Clerk: No ‘drastic’ changes in city redistricting
Published 11:59 pm Friday, September 16, 2011
District 1 residents are the only ones who will see no changes as the City of Troy undergoes redistricting this year.
Alton Starling, city clerk, said while the redistricting process has been much easier than 10 years ago, recent U.S. Census results still called for shifts in population between four of the districts.
“District 2 had the largest growth and District 5 had the least growth,” Starling said. “So we basically moved part of District 2 – the area around Alumni Hall, sorority housing and near the baseball fields at Troy University – into District 5.”
According to Alabama Code, each district must have about the same population – not necessarily the same number of registered voters. With limits of a 10 percent deviation between districts, the city was challenged with adjusting district lines to meet those population guidelines after the recent Census.
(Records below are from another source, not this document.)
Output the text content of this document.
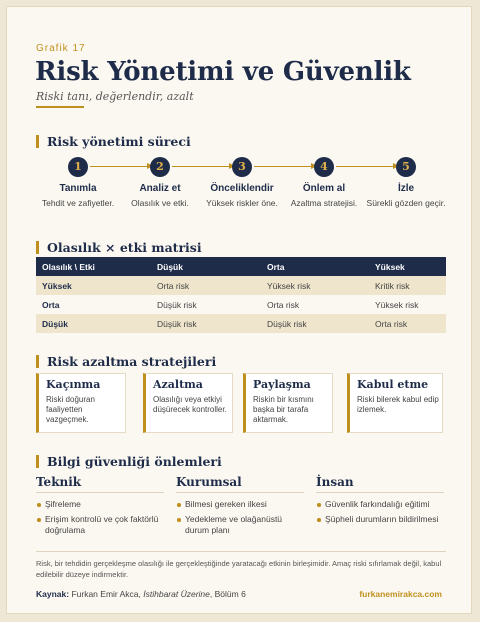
Grafik 17
Risk Yönetimi ve Güvenlik
Riski tanı, değerlendir, azalt
Risk yönetimi süreci
1
Tanımla
Tehdit ve zafiyetler.
2
Analiz et
Olasılık ve etki.
3
Önceliklendir
Yüksek riskler öne.
4
Önlem al
Azaltma stratejisi.
5
İzle
Sürekli gözden geçir.
Olasılık × etki matrisi
Olasılık \ Etki	Düşük	Orta	Yüksek
Yüksek	Orta risk	Yüksek risk	Kritik risk
Orta	Düşük risk	Orta risk	Yüksek risk
Düşük	Düşük risk	Düşük risk	Orta risk
Risk azaltma stratejileri
Kaçınma
Riski doğuran faaliyetten vazgeçmek.
Azaltma
Olasılığı veya etkiyi düşürecek kontroller.
Paylaşma
Riskin bir kısmını başka bir tarafa aktarmak.
Kabul etme
Riski bilerek kabul edip izlemek.
Bilgi güvenliği önlemleri
Teknik
Şifreleme
Erişim kontrolü ve çok faktörlü doğrulama
Kurumsal
Bilmesi gereken ilkesi
Yedekleme ve olağanüstü durum planı
İnsan
Güvenlik farkındalığı eğitimi
Şüpheli durumların bildirilmesi
Risk, bir tehdidin gerçekleşme olasılığı ile gerçekleştiğinde yaratacağı etkinin birleşimidir. Amaç riski sıfırlamak değil, kabul edilebilir düzeye indirmektir.
Kaynak: Furkan Emir Akca, İstihbarat Üzerine, Bölüm 6	furkanemirakca.com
“The optimum number for each district is 3,607,” Starling said. That means in the case of District 2, which saw the greatest growth, some 500 people were “moved” in redistricting. Seventy people switched between Districts 3 and 4. Areas affected in that change include First and Second Avenue, Brundidge Boulevard, Thompson Street, Camellia Street and Mullis Street, among others.
“There are not a lot of drastic changes,” Starling said. “The core of the council members’ districts remained the same.”
In addition to the 10 percent variance restriction, redistricting guidelines state that all district lines must be contiguous, meaning they must stay intact, and compact; no council member may be moved out of a district in the redistricting process; and the new lines cannot dilute minority population percentages in any district.
“Basically District 2 moved easterly, away from Troy University; District 3 moved slightly north and west; District 4 moved slightly west; and District 4 moved westerly toward Troy University.”
Starling said he plans to explain the details of the changes, as well as provide visual maps for residents, at a Sept. 26 public hearing. The hearing begins at 5 p.m. at City Hall.
“I’d just encourage people to come and participate and learn where the district lines will be because it does affect them,” Starling said.
Municipal elections will take place in August 2012, and Starling said the city will send notifications to all registered voters after the March presidential and county primaries detailing their new districts. “I hope to be able to work with Melissa Ingram, registrar of voters, to get these new districts in place before she sends out her voter cards,” he said.